Although ingestible beauty—that is, eating, drinking, or taking in capsule form ingredients that promise supple skin and a youthful, glowing visage—dates back several centuries, the phenomenon has become increasingly popular in recent years. Walk into any Whole Foods, Trader Joe’s, or even Sephora, and you’ll be hard pressed not to find at least one product that touts an impressive beauty benefit with a mere bite of a collagen gummy or swig of a retinol-infused beverage. Indeed, it seems as though every food, wellness, and beauty company has launched offerings in the ingestible beauty space in the last few years; however, there was one brand that pioneered the concept long before adaptogen supplements and apple cider vinegar was in kitchen cabinets around the globe.
When supplements powerhouse Reserveage was first established in 2009, widespread understanding of beauty from the inside out was only just beginning, but that didn’t stop founder Naomi Whittel from creating a brand whose very identity was based on beauty in a bottle. With a slew of collagen chews, resveratrol powders, keratin capsules, and more, the company helped put ingestible beauty on the map and make it the multi-billion-dollar sector that it is today. But as traditional skincare brands continue to break into the supplements arena, Reserveage, already a dominant player in the space, is doing things the other way around.
In September, the brand made its foray into topical products with the launch of the Pro-Collagen Booster Skincare Collection, a line of four creams designed to address the most visible areas of skin on a woman’s body—the face, eyes, neck and décolleté, and hands and feet. Each of the formulations seeks to stimulate collagen production by using a proprietary technology that delivers micro-encapsulated copper peptides to the skin, an approach that distinctly differs from those of other topical collagen products.
“For years, we have seen topical products contain collagen, but collagen cannot penetrate the skin, and if it did, you would likely have a severe allergic reaction by absorbing it from another species without it first having a chance to break down in your body’s digestion,” explains Yamit Sadok, senior director of marketing at Reserveage. “By contrast, the micro-encapsulated copper peptides do penetrate the skin and result in promoting the appearance of collagen-rich skin, supporting young, smooth, and firm skin, and visibly diminishing the signs of aging.”
The new skincare also includes nine other ingredients with more than 29 clinical studies and have demonstrated highly effective results, and the finished products were all the subject of a two-year study led by a renowned dermatologist.
But Reserveage’s entry into topical skincare comes at an interesting time, when not only are legacy beauty brands getting into ingestibles but the larger beauty industry is more saturated than ever.
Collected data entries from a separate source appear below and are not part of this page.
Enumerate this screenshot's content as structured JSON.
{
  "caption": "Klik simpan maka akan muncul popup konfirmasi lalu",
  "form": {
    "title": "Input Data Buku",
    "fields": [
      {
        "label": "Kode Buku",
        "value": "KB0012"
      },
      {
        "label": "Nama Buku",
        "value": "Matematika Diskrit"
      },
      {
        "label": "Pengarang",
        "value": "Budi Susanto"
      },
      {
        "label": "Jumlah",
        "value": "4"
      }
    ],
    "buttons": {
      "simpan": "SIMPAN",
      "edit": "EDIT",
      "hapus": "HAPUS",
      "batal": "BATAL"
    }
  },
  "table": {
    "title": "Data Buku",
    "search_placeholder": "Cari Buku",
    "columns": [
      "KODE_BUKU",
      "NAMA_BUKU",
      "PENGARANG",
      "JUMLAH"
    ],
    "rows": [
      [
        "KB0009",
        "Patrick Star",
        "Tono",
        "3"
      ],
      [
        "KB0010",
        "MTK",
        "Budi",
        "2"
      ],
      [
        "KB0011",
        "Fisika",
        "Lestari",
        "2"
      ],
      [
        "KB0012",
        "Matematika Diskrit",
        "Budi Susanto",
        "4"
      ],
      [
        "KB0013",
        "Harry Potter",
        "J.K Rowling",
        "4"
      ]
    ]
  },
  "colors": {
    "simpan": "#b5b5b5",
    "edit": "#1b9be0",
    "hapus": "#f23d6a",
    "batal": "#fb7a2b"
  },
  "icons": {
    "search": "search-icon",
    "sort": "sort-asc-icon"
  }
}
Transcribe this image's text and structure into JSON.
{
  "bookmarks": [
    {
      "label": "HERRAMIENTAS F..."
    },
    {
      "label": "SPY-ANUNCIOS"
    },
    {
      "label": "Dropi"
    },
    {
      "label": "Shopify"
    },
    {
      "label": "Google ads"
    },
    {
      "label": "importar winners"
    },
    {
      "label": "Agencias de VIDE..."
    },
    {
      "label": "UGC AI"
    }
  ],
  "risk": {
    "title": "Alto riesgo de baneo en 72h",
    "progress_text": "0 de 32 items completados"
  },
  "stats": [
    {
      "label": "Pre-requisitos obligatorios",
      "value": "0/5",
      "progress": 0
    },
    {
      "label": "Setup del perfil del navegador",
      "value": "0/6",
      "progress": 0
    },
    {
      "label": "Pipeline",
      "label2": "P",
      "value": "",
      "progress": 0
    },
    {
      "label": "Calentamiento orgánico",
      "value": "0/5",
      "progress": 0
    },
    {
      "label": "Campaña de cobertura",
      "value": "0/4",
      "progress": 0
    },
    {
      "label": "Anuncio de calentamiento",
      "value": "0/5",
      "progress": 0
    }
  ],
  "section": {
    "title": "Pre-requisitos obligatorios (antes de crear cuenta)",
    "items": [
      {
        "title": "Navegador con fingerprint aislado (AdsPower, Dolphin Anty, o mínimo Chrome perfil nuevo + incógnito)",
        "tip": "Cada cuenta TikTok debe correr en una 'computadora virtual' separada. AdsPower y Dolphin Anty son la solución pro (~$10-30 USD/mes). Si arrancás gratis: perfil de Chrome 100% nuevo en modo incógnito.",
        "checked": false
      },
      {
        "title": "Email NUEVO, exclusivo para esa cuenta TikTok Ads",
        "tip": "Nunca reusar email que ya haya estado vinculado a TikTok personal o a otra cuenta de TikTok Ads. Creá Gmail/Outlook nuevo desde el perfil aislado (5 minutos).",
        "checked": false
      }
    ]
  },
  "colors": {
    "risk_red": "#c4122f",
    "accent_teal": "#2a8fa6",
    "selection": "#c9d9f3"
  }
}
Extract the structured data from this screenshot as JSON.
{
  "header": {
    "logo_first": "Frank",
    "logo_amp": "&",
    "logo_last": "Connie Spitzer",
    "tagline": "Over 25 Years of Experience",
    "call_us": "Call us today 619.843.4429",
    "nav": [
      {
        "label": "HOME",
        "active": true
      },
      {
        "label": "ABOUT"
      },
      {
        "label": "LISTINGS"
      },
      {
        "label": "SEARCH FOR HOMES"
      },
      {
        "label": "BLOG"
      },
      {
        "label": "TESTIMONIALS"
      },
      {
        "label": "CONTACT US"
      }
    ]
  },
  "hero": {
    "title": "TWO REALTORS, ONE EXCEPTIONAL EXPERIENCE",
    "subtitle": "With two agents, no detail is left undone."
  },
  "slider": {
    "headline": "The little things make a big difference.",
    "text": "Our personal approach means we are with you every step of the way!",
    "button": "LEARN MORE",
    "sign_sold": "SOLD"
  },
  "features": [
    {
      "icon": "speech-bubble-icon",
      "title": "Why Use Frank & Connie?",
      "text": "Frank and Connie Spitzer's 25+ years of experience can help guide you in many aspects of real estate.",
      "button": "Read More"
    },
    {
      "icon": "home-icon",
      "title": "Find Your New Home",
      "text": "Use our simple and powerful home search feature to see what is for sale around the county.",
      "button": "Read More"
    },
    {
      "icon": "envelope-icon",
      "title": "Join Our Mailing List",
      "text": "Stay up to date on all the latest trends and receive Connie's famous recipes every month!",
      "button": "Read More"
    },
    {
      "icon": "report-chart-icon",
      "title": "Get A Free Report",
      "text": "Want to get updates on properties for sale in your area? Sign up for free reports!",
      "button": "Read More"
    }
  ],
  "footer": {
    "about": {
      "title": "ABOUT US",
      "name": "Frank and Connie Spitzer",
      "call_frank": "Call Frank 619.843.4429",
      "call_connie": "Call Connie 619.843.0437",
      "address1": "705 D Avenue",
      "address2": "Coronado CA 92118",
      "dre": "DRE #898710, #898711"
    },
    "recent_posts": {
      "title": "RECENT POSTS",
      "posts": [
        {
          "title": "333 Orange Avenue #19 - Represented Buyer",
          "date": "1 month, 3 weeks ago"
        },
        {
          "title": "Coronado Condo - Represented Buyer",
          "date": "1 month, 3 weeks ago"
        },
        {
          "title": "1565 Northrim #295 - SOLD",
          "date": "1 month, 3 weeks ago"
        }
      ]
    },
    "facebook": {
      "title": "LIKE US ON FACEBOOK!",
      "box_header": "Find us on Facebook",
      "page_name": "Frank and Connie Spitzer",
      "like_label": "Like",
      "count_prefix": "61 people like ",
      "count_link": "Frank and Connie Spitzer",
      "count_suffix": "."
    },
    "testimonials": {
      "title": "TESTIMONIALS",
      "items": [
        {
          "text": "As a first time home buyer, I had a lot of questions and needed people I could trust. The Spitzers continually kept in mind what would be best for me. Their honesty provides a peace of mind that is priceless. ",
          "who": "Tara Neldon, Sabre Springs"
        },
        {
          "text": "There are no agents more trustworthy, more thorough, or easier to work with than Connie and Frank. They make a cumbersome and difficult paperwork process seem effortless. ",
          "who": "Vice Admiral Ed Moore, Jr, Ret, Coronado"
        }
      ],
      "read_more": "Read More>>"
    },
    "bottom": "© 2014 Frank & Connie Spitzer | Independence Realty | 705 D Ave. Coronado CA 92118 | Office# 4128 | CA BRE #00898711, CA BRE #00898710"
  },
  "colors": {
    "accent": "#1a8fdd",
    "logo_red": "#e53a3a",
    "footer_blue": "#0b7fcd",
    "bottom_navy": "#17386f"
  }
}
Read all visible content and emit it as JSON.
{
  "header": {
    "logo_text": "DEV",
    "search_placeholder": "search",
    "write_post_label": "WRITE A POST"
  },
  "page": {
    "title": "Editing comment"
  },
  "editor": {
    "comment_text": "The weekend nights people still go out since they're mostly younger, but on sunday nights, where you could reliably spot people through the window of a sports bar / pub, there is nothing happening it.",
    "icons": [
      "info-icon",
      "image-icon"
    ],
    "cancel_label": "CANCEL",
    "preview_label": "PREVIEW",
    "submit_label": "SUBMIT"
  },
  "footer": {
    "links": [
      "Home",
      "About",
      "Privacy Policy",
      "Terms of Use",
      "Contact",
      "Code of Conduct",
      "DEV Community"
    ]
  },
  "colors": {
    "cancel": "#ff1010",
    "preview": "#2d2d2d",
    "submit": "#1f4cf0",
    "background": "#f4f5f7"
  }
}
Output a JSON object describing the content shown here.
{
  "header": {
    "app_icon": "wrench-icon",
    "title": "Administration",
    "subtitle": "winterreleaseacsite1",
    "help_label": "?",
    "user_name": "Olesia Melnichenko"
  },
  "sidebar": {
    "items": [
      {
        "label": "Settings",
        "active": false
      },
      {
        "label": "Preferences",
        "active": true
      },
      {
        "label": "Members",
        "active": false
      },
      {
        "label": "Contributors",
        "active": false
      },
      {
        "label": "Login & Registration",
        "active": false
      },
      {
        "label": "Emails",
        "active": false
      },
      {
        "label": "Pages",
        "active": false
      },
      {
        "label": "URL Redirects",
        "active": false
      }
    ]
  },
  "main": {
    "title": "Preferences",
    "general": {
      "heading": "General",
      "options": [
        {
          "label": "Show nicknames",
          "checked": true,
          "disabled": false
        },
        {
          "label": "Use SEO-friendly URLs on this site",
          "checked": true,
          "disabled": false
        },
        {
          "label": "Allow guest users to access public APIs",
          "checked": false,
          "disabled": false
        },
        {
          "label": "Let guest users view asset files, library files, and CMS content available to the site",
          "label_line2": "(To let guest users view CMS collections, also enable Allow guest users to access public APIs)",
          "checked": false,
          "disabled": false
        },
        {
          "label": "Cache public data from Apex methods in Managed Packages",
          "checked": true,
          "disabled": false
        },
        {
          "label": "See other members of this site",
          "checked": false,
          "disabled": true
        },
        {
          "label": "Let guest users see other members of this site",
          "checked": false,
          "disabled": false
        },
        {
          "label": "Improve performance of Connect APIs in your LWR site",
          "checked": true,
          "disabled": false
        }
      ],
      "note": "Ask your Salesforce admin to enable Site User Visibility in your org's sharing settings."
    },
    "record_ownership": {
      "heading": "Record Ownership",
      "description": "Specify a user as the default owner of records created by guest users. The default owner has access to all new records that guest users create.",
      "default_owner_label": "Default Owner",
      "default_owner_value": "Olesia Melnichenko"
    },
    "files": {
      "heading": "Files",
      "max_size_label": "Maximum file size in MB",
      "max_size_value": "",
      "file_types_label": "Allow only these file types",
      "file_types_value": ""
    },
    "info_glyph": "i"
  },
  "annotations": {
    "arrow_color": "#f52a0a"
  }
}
Even so, the supplements creator believes its skincare line does something others simply are not. “The Beauty industry is shifting with growing interest from consumers around what they are putting in their body to address beauty concerns, not just on their body,” Sadok says. “Reserveage is already positioned as a premium beauty brand with collagen-boosting nutritionals, and our new Pro-Collagen Booster Skincare Collection is complementary to the supplement line, establishing our inner and outer beauty portfolio.”
Reserveage anticipates that customers will use both its skincare and supplement offerings in tandem to achieve the best possible results. “Skincare effect is strictly on the topmost layer of the skin but also has an advantage with short term benefits, such as helping lock in moisture and maintaining skin barrier function. Supplements, on the other hand, exert their effect on all three layers of the skin and throughout the entire body but will take longer to realize visible results,” the senior director of marketing notes. “So, together, they work systematically throughout the entire body by stimulating collagen production and providing long-term improvements in wrinkles, elasticity, and more.”
The skincare launch is also representative of a larger shift for Reserveage, which includes a repositioning of the brand’s identity and aims. “Late last year, we took a step back and focused on awareness studies and macro trends that were happening within the health and beauty space, along with opportunities that were available to really stand out as a brand,” Sadok recalls. “Our major takeaways were that we needed to meet women where they are, to shift our thinking from an aspirational French ideal of female beauty to a personal ideal where women redefine their own perception of beauty.”
For Reserveage, this meant maintaining the heart of the business, to create science-backed, clinically-tested products made for women by women, but changing the approach. “It really boils down to helping women of all backgrounds feel more beautiful, more authentic, and more represented,” Sadok says. “That’s the approach we’re taking with our brand and with what we offer.”